Aurora, the group which owns brands Oasis, Warehouse and Coast, plans to shrink its store estate by between 30 and 40 stores per brand over the next five years, as online shopping surges.

Ian Dudley, Retail Week Live 2013

Ian Dudley, group property director of Aurora Fashions and Karen Millen, said the group’s three brands and Karen Millen will need to cut stores from the current 60 to 85 per brand and supplement them through concessions and its website.

Speaking at Retail Week Live, Dudley said the downsizing would occur organically as leases came to an end.

Aurora Fashions last week revealed, in order to adapt to retail’s increasingly digital market, it will break up the business. Coast will become a standalone business and Oasis and Warehouse are to join together in a new company called Fresh Channel.

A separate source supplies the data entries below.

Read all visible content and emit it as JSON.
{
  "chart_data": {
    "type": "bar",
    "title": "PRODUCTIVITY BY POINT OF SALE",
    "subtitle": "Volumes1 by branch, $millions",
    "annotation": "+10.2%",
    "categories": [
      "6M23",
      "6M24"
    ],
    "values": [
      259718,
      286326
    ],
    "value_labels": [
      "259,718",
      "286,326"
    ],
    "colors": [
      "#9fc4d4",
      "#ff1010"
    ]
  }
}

Dudley added that Aurora would be willing to close stores in small towns, despite it meaning customers will have to travel further to get to a store.

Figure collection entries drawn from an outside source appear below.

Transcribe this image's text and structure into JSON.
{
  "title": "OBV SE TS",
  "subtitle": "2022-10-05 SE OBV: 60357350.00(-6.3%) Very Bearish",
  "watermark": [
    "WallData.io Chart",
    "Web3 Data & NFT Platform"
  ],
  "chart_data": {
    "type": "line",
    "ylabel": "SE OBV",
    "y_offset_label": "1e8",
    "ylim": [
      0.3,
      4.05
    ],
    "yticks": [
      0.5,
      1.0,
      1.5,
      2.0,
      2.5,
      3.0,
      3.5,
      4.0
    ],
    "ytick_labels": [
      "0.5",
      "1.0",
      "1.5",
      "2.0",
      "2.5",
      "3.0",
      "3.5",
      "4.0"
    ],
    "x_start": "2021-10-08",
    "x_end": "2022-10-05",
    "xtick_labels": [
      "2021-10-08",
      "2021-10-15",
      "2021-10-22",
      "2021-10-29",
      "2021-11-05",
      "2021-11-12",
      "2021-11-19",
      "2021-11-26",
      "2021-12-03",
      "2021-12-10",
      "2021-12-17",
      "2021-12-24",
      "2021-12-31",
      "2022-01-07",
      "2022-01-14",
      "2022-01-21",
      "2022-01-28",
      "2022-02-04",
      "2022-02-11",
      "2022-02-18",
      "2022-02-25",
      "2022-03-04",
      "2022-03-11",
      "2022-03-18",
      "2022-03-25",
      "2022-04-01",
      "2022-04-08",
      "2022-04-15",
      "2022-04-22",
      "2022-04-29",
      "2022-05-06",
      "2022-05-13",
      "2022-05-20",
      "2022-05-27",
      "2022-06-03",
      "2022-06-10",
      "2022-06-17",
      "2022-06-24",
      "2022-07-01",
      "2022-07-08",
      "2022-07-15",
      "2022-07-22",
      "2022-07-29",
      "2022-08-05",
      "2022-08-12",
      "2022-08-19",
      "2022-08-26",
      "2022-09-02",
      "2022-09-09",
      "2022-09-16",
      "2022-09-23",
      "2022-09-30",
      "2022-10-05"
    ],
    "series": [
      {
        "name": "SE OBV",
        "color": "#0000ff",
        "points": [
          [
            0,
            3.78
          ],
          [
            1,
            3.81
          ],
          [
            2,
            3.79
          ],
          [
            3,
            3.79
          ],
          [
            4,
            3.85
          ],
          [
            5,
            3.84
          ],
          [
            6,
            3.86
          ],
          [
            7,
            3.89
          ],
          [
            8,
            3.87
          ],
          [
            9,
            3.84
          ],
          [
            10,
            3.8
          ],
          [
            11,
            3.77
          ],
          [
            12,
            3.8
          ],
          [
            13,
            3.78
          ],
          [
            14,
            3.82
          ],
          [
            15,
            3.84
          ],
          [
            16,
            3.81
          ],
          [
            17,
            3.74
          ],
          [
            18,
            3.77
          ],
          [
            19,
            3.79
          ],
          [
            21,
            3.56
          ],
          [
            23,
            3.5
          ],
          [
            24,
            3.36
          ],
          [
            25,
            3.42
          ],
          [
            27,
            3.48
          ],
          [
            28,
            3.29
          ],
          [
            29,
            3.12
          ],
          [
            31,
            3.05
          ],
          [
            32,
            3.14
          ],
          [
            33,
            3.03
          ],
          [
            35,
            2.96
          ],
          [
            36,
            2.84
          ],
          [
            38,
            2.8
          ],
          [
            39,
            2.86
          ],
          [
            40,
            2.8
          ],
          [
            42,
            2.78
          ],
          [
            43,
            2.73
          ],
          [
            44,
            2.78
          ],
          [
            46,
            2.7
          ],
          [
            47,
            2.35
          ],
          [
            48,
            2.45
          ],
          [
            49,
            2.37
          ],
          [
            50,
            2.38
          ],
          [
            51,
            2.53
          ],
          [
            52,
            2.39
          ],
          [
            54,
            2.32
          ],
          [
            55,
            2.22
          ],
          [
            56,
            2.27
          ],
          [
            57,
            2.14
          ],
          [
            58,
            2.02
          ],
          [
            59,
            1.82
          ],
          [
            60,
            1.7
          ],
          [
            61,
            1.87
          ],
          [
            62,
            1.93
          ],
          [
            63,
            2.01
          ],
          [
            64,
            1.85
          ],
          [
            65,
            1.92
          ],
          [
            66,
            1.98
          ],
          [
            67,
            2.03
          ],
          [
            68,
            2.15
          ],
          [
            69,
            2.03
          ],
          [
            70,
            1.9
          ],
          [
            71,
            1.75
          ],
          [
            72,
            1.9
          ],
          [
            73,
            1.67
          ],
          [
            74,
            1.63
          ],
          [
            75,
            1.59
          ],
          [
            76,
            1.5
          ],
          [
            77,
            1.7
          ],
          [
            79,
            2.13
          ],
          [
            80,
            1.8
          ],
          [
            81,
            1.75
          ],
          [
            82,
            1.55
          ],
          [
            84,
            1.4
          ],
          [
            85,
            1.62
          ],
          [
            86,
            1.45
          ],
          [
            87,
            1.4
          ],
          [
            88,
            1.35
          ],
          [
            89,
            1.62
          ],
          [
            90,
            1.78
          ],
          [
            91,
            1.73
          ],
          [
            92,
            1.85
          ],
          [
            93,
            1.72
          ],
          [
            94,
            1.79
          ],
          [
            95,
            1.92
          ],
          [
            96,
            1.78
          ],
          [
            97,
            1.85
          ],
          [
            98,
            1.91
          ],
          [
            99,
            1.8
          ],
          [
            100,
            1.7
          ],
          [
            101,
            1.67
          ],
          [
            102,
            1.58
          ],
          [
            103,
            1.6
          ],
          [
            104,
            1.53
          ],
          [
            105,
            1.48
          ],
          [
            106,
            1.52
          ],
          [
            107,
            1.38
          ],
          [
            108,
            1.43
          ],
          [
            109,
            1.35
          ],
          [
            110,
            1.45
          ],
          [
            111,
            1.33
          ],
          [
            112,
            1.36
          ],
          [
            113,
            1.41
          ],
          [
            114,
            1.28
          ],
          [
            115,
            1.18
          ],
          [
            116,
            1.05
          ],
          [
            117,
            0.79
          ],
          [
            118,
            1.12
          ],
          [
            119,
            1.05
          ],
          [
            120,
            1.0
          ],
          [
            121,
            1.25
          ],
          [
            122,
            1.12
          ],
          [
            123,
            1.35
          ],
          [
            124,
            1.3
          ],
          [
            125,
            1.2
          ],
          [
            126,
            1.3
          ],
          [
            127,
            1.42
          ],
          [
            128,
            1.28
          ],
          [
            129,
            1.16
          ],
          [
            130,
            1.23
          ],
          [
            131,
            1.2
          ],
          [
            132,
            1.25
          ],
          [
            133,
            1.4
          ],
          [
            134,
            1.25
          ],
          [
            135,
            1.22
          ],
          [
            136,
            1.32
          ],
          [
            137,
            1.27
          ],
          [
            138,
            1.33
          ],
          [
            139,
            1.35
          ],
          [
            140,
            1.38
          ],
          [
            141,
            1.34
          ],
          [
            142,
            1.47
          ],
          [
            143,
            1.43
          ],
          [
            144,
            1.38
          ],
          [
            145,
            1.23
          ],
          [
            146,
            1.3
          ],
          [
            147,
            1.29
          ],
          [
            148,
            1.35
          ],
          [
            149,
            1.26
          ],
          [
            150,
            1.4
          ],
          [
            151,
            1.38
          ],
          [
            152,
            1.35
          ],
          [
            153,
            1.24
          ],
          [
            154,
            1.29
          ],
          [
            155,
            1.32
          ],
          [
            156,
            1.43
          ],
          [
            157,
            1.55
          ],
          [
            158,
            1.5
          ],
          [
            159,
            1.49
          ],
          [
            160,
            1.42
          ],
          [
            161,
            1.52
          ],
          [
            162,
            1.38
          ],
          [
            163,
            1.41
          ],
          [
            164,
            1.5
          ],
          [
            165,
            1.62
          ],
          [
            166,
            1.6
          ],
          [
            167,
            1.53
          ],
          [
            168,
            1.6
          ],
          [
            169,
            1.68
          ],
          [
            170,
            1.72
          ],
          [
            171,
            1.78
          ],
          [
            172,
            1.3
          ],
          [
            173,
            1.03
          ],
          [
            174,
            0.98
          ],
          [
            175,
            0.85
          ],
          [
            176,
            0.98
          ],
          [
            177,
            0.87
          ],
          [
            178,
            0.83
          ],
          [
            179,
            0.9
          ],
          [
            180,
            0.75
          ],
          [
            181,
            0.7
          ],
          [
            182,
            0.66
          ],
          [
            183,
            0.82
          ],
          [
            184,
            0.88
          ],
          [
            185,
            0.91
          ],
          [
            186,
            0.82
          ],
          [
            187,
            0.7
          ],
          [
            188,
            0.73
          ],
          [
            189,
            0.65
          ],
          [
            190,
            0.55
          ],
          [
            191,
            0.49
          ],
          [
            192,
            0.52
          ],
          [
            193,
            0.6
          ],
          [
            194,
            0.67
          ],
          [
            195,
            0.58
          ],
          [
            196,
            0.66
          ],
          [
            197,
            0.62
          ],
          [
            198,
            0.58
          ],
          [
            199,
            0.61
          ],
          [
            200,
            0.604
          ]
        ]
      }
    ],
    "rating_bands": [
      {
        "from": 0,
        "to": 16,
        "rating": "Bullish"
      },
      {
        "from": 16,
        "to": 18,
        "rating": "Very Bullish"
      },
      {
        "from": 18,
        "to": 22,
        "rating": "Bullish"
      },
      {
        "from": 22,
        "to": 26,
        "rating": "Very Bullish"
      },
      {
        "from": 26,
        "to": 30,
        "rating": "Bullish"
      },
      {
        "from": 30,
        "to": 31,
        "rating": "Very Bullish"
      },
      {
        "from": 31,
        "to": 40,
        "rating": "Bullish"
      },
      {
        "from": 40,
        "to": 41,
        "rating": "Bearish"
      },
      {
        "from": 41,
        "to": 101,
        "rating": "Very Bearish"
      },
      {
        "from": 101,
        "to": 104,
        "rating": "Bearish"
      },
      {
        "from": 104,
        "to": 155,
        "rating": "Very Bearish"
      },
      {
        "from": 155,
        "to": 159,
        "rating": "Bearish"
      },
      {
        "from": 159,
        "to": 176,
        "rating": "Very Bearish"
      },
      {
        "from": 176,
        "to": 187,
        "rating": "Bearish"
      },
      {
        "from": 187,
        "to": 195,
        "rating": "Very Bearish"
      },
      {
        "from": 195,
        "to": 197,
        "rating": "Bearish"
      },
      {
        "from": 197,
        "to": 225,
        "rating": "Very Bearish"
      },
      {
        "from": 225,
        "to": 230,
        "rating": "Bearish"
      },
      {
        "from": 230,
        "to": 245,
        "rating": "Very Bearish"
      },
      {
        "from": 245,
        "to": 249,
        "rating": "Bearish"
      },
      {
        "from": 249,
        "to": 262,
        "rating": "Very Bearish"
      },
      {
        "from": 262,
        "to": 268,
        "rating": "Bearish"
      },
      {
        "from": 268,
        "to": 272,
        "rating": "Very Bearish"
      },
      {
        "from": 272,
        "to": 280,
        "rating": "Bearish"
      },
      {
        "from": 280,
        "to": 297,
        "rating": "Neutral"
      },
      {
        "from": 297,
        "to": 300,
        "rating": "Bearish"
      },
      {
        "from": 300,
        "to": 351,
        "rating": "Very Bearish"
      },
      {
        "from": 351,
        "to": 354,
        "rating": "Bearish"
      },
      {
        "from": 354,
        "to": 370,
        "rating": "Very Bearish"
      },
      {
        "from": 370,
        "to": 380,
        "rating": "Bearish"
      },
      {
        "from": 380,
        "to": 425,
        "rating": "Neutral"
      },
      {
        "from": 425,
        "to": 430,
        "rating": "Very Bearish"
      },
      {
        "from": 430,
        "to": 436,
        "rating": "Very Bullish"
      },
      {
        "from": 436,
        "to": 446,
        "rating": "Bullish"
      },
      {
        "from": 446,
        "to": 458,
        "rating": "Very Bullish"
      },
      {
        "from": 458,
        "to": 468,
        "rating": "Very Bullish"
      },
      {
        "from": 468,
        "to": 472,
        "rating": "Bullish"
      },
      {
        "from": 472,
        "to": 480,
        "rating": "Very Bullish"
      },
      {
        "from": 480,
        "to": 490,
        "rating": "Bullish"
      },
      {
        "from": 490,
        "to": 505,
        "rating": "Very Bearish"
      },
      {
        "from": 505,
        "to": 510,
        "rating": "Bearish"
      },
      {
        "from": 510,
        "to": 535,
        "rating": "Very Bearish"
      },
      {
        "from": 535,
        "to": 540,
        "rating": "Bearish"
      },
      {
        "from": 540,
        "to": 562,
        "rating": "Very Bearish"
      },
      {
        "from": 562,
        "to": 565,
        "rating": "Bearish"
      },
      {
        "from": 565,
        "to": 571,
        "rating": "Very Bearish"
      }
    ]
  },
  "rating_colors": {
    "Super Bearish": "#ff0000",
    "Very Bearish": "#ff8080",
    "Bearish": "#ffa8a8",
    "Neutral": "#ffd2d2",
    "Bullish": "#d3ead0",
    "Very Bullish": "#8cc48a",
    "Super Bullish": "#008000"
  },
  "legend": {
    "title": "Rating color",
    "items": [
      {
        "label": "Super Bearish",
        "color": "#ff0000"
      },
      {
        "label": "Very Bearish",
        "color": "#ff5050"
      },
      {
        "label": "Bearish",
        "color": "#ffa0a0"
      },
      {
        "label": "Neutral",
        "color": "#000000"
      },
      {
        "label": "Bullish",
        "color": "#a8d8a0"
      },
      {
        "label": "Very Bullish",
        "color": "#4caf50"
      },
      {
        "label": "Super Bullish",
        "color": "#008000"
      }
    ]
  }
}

“People’s shopping habits have changed,” he said. “They’re prepared to travel further. The Wokingtons of the world won’t be able to host shops of our nature when customers can get it on the internet.”

Dudley said Aurora will invest in its flagship stores and it is already rolling out new store designs at Oasis and Coast. In addition, he said the retailer is installing iPads into fitting rooms to make them the focus for transactions rather than the till point.

Dudley added that its overseas sales makes up 60% of the Karen Millen business, and that the figure could ultimately grow to 80%.

Co-operative Estates managing director Martyn Hulme ovesees the retailer’s 3,000 stores. He said due to the retailer’s focus on convenience it is expanding stores but the property it is targeting is high cost.

Marks & Spencer director of property Clem Constantine said: “Prime will become more important. But at the moment, we certainly have too much space in the UK.”